Yet another WWE film. Remember, kids: FUCK BEER!
Think of this as a more adult and Americanised (by way of Survivor: Vanuatu!) Battle Royale, and you would have the premise of The Condemned down pat. Step 1: take 10 criminals on death row around the world, dump them on an island in Indonesia, and let them fight to death for the grand prize of freedom and loads of cash to help the lucky winner to start their life anew. Step 2: broadcast this over the internet as a pay per view event. Step 3: Profit!
There isn't much to say aside from pointing out that WWE's Steve Austin and perennial tough guy Vinnie Jones are the star actors in this movie. Luckily, they're not tag-teaming at all - Vinnie Jones is a psychotic badass rouge British special forces officer who takes pride in eliminating all opposition, and far more joy in personally ensuring that the deaths of his opponents are painful, unpleasant, and very humiliating, while Steve Austin is the tough but fair guy with a mysterious past and a girlfriend back in town whom you know you should root for. The island, the scenery, and the other 8 contestants are just cannon fodder for these 2 giants to chew up as they approach the final showdown, of course.
Make no bones about it: The Condemned sets out to tell a story about 10 people trying to kill (openly, or by subterfuge; bare-handed, or with exotic weapons - anything goes!) each other while millions on the internet watch on. Like Battle Royale, most of the runtime here is devoted to how the contestants hunt down and kill each other. The movie's almost workmanlike in its singlemindedness, but what saves it is the enthusiastic acting by Vinnie Jones (he's clearly having fun here), and Steve Austin's heroic rebel attitude. And if you're a fan of entertainment wrestling, do keep a close watch on the various wrestling manoeuvres that are performed in the fight sequences. Try to ignore, if you can, the slightly high count of plot holes in the script that you'd expect to have taken care of for a movie with this budget.
The only things that make The Condemned a lesser film than Battle Royale is its lack of levity, wit, and satire - it is, after all, a very American action film.
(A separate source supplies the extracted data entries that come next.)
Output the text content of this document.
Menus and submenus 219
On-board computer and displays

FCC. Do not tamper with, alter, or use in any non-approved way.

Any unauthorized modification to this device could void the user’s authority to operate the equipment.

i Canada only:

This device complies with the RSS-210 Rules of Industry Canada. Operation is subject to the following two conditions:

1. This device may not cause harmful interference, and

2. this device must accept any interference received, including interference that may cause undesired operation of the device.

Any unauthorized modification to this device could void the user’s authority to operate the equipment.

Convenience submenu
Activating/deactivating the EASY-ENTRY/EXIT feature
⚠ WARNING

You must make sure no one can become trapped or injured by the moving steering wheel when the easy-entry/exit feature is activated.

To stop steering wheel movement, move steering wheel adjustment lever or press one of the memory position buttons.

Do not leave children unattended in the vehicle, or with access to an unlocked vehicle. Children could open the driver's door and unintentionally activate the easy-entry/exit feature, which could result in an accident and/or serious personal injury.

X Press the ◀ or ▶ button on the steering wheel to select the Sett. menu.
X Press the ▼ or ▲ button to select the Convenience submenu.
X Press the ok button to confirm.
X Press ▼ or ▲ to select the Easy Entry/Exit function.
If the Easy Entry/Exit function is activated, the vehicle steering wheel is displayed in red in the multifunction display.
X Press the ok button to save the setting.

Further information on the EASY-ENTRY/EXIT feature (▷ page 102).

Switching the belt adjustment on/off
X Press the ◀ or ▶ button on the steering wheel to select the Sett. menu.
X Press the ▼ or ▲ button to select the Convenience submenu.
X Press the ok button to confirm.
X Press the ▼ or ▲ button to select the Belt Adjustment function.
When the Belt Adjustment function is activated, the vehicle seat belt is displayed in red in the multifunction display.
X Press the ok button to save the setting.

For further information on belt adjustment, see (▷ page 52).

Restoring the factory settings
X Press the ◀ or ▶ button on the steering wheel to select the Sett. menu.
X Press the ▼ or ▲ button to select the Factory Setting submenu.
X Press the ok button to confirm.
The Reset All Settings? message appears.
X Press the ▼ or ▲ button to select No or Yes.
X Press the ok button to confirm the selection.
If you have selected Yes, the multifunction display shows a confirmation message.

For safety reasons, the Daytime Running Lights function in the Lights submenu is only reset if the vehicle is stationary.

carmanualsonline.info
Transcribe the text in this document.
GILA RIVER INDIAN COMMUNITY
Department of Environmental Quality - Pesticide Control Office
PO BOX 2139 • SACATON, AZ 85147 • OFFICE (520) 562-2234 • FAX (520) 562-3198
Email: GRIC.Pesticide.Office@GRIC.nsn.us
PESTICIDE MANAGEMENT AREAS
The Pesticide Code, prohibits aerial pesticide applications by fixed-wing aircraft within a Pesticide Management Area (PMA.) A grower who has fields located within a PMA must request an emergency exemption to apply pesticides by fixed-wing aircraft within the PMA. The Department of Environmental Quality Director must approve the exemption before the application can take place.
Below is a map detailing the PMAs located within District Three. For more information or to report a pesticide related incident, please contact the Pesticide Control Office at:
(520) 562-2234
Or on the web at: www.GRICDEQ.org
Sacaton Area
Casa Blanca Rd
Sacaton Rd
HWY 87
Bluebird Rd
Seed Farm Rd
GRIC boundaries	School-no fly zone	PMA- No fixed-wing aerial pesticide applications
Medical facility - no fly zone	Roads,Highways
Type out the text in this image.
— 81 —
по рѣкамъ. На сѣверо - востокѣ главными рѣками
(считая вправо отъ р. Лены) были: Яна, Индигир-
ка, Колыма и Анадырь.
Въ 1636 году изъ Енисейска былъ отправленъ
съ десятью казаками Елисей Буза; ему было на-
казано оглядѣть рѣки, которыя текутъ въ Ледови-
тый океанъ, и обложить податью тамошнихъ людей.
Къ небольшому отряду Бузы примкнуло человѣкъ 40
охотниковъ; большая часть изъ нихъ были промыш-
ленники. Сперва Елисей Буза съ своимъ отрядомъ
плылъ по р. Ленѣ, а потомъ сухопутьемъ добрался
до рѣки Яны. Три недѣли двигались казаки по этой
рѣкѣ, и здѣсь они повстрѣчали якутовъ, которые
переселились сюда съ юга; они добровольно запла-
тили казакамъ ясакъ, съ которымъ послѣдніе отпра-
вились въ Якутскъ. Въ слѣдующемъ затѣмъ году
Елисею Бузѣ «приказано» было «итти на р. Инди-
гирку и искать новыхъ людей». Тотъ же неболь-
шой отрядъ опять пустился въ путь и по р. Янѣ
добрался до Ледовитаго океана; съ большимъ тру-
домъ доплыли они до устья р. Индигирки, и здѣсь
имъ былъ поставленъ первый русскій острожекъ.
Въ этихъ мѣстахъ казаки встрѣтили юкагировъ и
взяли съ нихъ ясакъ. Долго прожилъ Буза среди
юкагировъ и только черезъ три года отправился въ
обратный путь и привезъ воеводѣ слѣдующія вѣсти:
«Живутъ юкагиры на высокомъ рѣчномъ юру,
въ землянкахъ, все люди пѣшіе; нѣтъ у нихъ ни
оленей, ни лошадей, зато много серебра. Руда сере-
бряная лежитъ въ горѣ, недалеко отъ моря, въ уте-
In its defense, however, I would like to point out that Scott Wiper adds a very interest angle to the old premise by turning the spotlight onto the media, and audience's taste for watching violence. The buildup is handled very slowly, so that when the eventual denouncement comes, it's only when things have built up to a slow boil - and not because the director decided to insert a moralistic speech at the end of the movie. Of course, if violence in movies doesn't do anything for you, maybe it's not a good idea to watch The Condemned. For everyone else, and for die-hard fans of WWE and Vinnie Jones, this B-grade action flick isn't a bad deal at all.